The UConn Police Department is initiating a stricter enforcement of scooter usage on campus as a result of a new scooter policy enacted by UConn last year, according to UConn Chief of Police Barbara O’Connor and Deputy Chief Hans Rhynhart.
Half of the battle is getting students to properly park the scooters, according to O’Connor. There are designated areas across the campus for scooter parking, and most are not as conveniently located as the campus’ bike racks.
In addition, scooter passengers are required to wear eyewear and stay off the sidewalks, according to O’Connor. She also said that having two or more passengers ride on a one-passenger scooter is not permitted.
“Our end goal is always the safety of our communities and our population,” O’Connor said. “We recognize we’re policing people who are out on their own for the first time, exercising some independence. Our officers exercise a tremendous amount of patience and latitude.”
The UConn Police Department has been “engaged in an educational campaign” over the course of the first month of classes, informing scooter passengers of the rules they have to follow.
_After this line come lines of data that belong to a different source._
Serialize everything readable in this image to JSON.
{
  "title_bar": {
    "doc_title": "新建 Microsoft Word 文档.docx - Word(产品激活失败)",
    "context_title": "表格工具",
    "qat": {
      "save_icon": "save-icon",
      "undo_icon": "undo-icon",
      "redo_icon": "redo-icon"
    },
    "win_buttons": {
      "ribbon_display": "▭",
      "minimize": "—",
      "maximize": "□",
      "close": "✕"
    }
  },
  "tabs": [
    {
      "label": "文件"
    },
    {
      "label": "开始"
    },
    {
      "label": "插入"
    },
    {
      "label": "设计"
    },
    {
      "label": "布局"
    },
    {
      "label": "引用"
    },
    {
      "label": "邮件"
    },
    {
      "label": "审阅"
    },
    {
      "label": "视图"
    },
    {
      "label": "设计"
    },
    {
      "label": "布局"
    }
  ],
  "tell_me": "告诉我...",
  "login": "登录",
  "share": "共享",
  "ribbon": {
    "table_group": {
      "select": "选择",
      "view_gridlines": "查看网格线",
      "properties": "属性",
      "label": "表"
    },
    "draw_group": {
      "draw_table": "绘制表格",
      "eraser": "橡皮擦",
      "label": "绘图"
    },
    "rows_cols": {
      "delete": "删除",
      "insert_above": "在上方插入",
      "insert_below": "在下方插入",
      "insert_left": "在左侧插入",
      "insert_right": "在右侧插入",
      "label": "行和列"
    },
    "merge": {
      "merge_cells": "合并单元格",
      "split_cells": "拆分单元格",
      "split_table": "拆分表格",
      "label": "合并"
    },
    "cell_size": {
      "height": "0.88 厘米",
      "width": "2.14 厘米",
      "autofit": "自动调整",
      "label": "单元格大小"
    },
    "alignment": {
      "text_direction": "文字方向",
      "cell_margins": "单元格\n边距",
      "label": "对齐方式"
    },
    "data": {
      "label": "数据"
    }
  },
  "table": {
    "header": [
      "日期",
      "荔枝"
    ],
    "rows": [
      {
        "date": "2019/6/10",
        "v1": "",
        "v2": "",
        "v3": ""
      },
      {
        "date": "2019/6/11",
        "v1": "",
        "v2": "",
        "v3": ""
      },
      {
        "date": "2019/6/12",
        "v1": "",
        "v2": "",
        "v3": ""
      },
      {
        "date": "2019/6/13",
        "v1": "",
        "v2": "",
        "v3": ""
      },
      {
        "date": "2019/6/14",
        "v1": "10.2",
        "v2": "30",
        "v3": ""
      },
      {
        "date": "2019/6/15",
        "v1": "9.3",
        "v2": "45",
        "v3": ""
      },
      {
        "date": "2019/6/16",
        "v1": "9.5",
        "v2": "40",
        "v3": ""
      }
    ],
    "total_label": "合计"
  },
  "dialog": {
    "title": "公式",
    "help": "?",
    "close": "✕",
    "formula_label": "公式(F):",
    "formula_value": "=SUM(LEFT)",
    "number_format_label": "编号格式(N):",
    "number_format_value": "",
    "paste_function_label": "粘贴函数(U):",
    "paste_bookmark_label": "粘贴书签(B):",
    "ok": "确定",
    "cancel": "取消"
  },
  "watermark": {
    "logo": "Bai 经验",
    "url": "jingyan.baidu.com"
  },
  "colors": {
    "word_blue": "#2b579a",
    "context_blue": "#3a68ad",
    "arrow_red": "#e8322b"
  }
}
However, Rhynhart made it clear there will be a transition in the near future from an educational campaign to an enforcement policy.
“At some point, illegally parked scooters will be subject to tickets,” Rhynhart said.
Last fall, UConn adopted a new policy requiring all students to register their motorized scooters with Parking Services. Part of the registration process requires students to complete an online test.
In a press release from the university in August 2012, William Wendt, director of transportation, logistics and parking, said students with motorized scooters should expect to walk a reasonable distance to get to class, just like any other student with a motor vehicle.
“We’re treating motor bike, moped and scooter parking like a regular motor vehicle,” Wendt said in the press release. “You wouldn’t expect a car to drive on the sidewalk. You won’t be able to park near the front door of your destination in all cases. People may have to walk a block or so under the new system, but that’s normal for a motorized vehicle on this campus.”
Additionally, the police are trying to crack down on scooter thefts and attempted scooter thefts on campus.
A student witnessed an attempted scooter theft on campus earlier this semester, which caught the police’s attention, according to O’Connor. Since then, two arrests have been made in relation to scooter thefts, O’Connor said.
O’Connor also said this is the not the first time the police have addressed scooter issues, adding that arrests were made following scooter thefts and attempted scooter thefts on campus last fall.
“We’re back with a whole new crop of students, a whole new group of scooters,” O’Connor said. “This is not the first time we’ve had this problem.”